Saturday 28 August 2010

Hard To Swallow

I was told that I am the proverbial day late and a dollar short. The Singapore Tourism Board has switched from 'Uniquely Singapore' to 'Your Singapore'.

"Singapore is many things to different people. And with the richness and variety of experiences here, it's easy to enjoy Singapore in your own personal way. Come, make Singapore your own at yoursingapore.com."


My early 80's Singapore used to be a clean, highly regulated, boringly efficient, 'sterile', uptight kind of place. This time around it seems to have first world hardware that is not fully supported by the software.


We have some very impressive buildings, including the airport which is in constant 'upgrading' mode - or sprouting new terminals.


Take the Marina Bay Sands (MBS)where friends checked in via the Paizza lobby only to find their commode had not been flushed!


While we were out for dinner (seafood and durian) the hotel called and tendered their apologies and said they'd be upgraded (their luggage would be moved for them into their new accommodation).
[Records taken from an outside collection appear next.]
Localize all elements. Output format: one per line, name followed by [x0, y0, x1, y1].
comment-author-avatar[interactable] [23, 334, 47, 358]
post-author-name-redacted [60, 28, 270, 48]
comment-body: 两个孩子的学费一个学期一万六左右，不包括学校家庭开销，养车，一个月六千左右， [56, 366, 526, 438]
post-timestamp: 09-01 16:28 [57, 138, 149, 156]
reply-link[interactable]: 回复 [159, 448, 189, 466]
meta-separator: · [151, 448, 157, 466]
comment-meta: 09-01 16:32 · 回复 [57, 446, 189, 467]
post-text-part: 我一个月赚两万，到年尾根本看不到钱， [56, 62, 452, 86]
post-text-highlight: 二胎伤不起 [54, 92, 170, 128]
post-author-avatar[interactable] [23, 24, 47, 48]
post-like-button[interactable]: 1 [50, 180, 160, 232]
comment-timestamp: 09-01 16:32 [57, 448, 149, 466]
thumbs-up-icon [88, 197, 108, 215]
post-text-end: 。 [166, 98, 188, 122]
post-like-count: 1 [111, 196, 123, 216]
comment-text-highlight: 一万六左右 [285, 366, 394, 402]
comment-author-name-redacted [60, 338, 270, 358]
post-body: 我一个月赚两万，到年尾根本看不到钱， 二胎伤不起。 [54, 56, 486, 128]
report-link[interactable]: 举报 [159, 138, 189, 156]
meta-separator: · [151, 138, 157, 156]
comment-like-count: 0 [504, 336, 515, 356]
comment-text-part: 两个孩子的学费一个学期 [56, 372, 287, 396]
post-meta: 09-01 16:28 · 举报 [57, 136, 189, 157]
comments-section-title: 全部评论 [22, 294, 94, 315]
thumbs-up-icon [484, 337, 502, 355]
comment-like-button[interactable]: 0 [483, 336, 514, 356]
By the time we had returned from our durian 'fix' the new room was ready but we had to wait for their luggage. In the meantime, their 'personal' butler appeared and introduced himself and made a cup of tea for us. After that he disappeared not to be seen again during the rest of their stay.


I had driven there as I could not find either a good map or directions to MBS (even on their website). Unbeknown to me there is no self parking, only valet parking at some astronomical hourly rate - but casino guests are 'comped'.
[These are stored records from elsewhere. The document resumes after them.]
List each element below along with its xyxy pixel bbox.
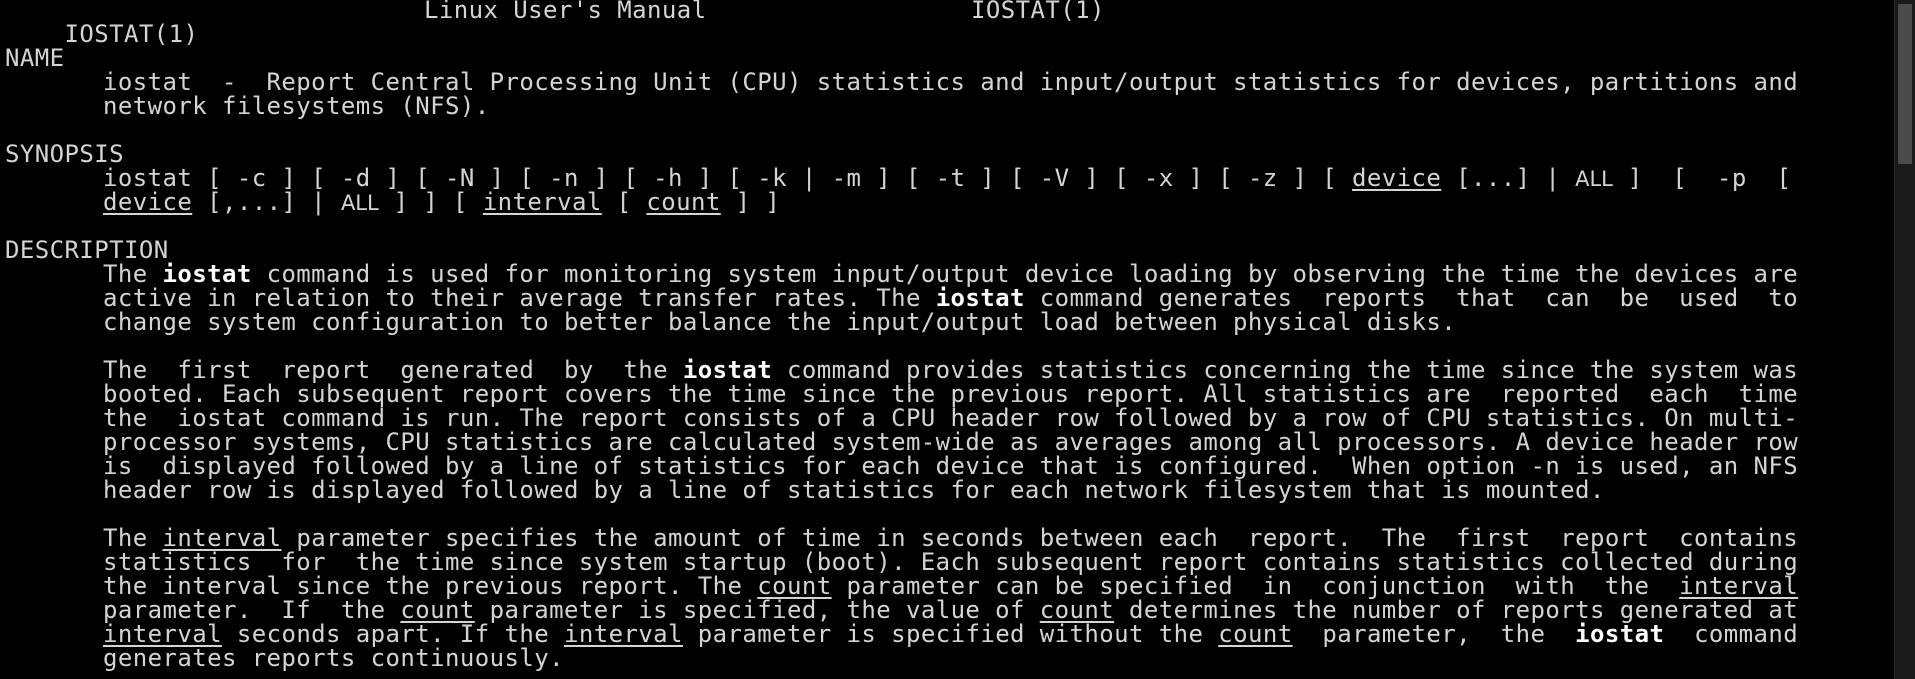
synopsis-more: [...] | bbox=[1456, 164, 1561, 192]
section-heading-description: DESCRIPTION bbox=[5, 236, 169, 264]
desc-p2-line-1: The first report generated by the iostat… bbox=[103, 358, 1798, 382]
count-arg: count bbox=[1218, 620, 1293, 648]
terminal-window: IOSTAT(1) Linux User's Manual IOSTAT(1) … bbox=[0, 0, 1915, 679]
header-center: Linux User's Manual bbox=[424, 0, 707, 24]
desc-p1-line-2: active in relation to their average tran… bbox=[103, 286, 1798, 310]
desc-p2-line-3: the iostat command is run. The report co… bbox=[103, 404, 1799, 432]
synopsis-device-arg: device bbox=[1352, 164, 1442, 192]
section-heading-synopsis: SYNOPSIS bbox=[5, 140, 124, 168]
man-header: IOSTAT(1) bbox=[5, 0, 198, 46]
header-left: IOSTAT(1) bbox=[64, 20, 199, 48]
synopsis-p-option: [ -p [ bbox=[1672, 164, 1792, 192]
synopsis-device-arg-2: device bbox=[103, 188, 193, 216]
text-span: command bbox=[1664, 620, 1799, 648]
synopsis-all: ALL bbox=[1575, 167, 1613, 191]
scrollbar-thumb[interactable] bbox=[1898, 4, 1912, 164]
synopsis-bracket: [ bbox=[616, 188, 632, 216]
header-right: IOSTAT(1) bbox=[971, 0, 1105, 24]
desc-p2-line-5: is displayed followed by a line of stati… bbox=[103, 452, 1799, 480]
interval-arg: interval bbox=[563, 620, 683, 648]
synopsis-line-2: device [,...] | ALL ] ] [ interval [ cou… bbox=[103, 188, 781, 216]
desc-p3-line-4: parameter. If the count parameter is spe… bbox=[103, 598, 1798, 622]
text-span: parameter is specified without the bbox=[682, 620, 1219, 648]
desc-p3-line-2: statistics for the time since system sta… bbox=[103, 548, 1799, 576]
desc-p1-line-3: change system configuration to better ba… bbox=[103, 308, 1457, 336]
desc-p3-line-6: generates reports continuously. bbox=[103, 644, 564, 672]
synopsis-close: ] bbox=[1627, 164, 1643, 192]
desc-p3-line-3: the interval since the previous report. … bbox=[103, 574, 1798, 598]
desc-p2-line-2: booted. Each subsequent report covers th… bbox=[103, 380, 1799, 408]
synopsis-line-1: iostat [ -c ] [ -d ] [ -N ] [ -n ] [ -h … bbox=[103, 164, 1792, 192]
text-span: parameter, the bbox=[1292, 620, 1576, 648]
synopsis-count-arg: count bbox=[646, 188, 721, 216]
synopsis-interval-arg: interval bbox=[482, 188, 602, 216]
vertical-scrollbar[interactable] bbox=[1894, 0, 1915, 679]
synopsis-more-2: [,...] | bbox=[207, 188, 327, 216]
desc-p2-line-4: processor systems, CPU statistics are ca… bbox=[103, 428, 1799, 456]
desc-p1-line-1: The iostat command is used for monitorin… bbox=[103, 262, 1798, 286]
name-line-2: network filesystems (NFS). bbox=[103, 92, 490, 120]
bold-command: iostat bbox=[1575, 620, 1665, 648]
desc-p3-line-5: interval seconds apart. If the interval … bbox=[103, 622, 1798, 646]
section-heading-name: NAME bbox=[5, 44, 65, 72]
synopsis-end: ] ] bbox=[735, 188, 781, 216]
synopsis-close-2: ] ] [ bbox=[393, 188, 468, 216]
desc-p2-line-6: header row is displayed followed by a li… bbox=[103, 476, 1605, 504]
desc-p3-line-1: The interval parameter specifies the amo… bbox=[103, 526, 1798, 550]
synopsis-all-2: ALL bbox=[340, 191, 379, 215]
name-line-1: iostat - Report Central Processing Unit … bbox=[103, 68, 1799, 96]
The 'personal' butler didn't seem to know too much about the procedure for my friends to obtain a voucher so that I would not have to pay an arm and a leg to retrieve my wheels, so we went along to the 4th level walkway between the hotel and casino.


There the casino representative started off being unhelpful until we reminded him that his lady colleague had said that when she went off duty he would issue the necessary voucher(s). Apparently no vouchers were required and I was given a card with a number on it and asked to hand it to the Valet Parking counter and have them call that number.


I left my friends to amuse themselves in the casino and wound my way through the teeming hordes in the long lobby. I handed the valet parking ticket and card to a female attendant who asked me to pay. I had to repeat what I was told to say a few times before she turned and handed the papers to a male colleague and said, "she was told to call this number". He didn't bat an eyelid and called for my car.


There was a glassed in room behind the Valet stand and I didn't realise what it was for until I waited and waited for my car to appear. The sheer number of cars being parked and retrieved meant a minimum of 20 minutes' wait and usually more, and the room was for people waiting for their cars!


Anyway, I was quite relieved to be able to leave the chaos for the comfort of home.


Next morning, I climbed into a taxi and we made our way to MBS. Except that as we got to the environs of Suntec City we hit a wall of vehicles. Uh oh, they had closed some roads for YOG (Youth Olympic Games - which maybe some of you who are overseas may have heard about).


There were no signs directing us to alternative routes so we crawled along to where some auxiliary policemen were directing traffic and my taxi driver said we were going to MBS. The auxiliary police directed us to an expressway and mention an exit number.


When we got close again (from the opposite direction that we had tried before), traffic ground to a halt again because there was only a single lane to exit the expressway. This took us through a small maze of streets that ran through construction sites - again we were stymied because a street that terminated in a T junction had it's right arm blocked. And it was the route to MBS.


The auxiliary coppers had stood by watching other drivers making the same mistake without helping us or them avoid it. The taxi driver and I consoled ourselves that the coppers probably had not been fully briefed either, so it might have been a case of the blind directing the blind.


While findind our way like a pinball in a machine through these streets we noticed there was no traffic on the roads reserved solely for YOG vehicles and VIPs.


Obviously no one had considered the local populace and traffic or they would have sent batches of vehicles along those roads when no YOG and VIP vehicles were around; after all what are sophisticated communications equipment and CCTVs for?


It had all the hallmarks of planners with maps sans commonsense and experience who were instructed that YOG trumps everything else.


Thus while YOG participants and entourages had a privileged and, hopefully,  favourable view of Singapore the rest of us were ignored. 


Some volunteers complained of their lunch boxes and others got food poisoning. 


Others did not volunteer because they found it nigh impossible to get tickets for events in which they were interested - yet when the games started there were empty seats and red faces.


It's not the Sin$387 million reportedly spent on the YOG (up from an original estimate of Sin$122 million give or take) but the disconnect between plans or visions and reality.


I sometimes feel that my Singapore today is groping it's way from a gritty and successful start and needs to be properly grounded lest we soar like Icarus.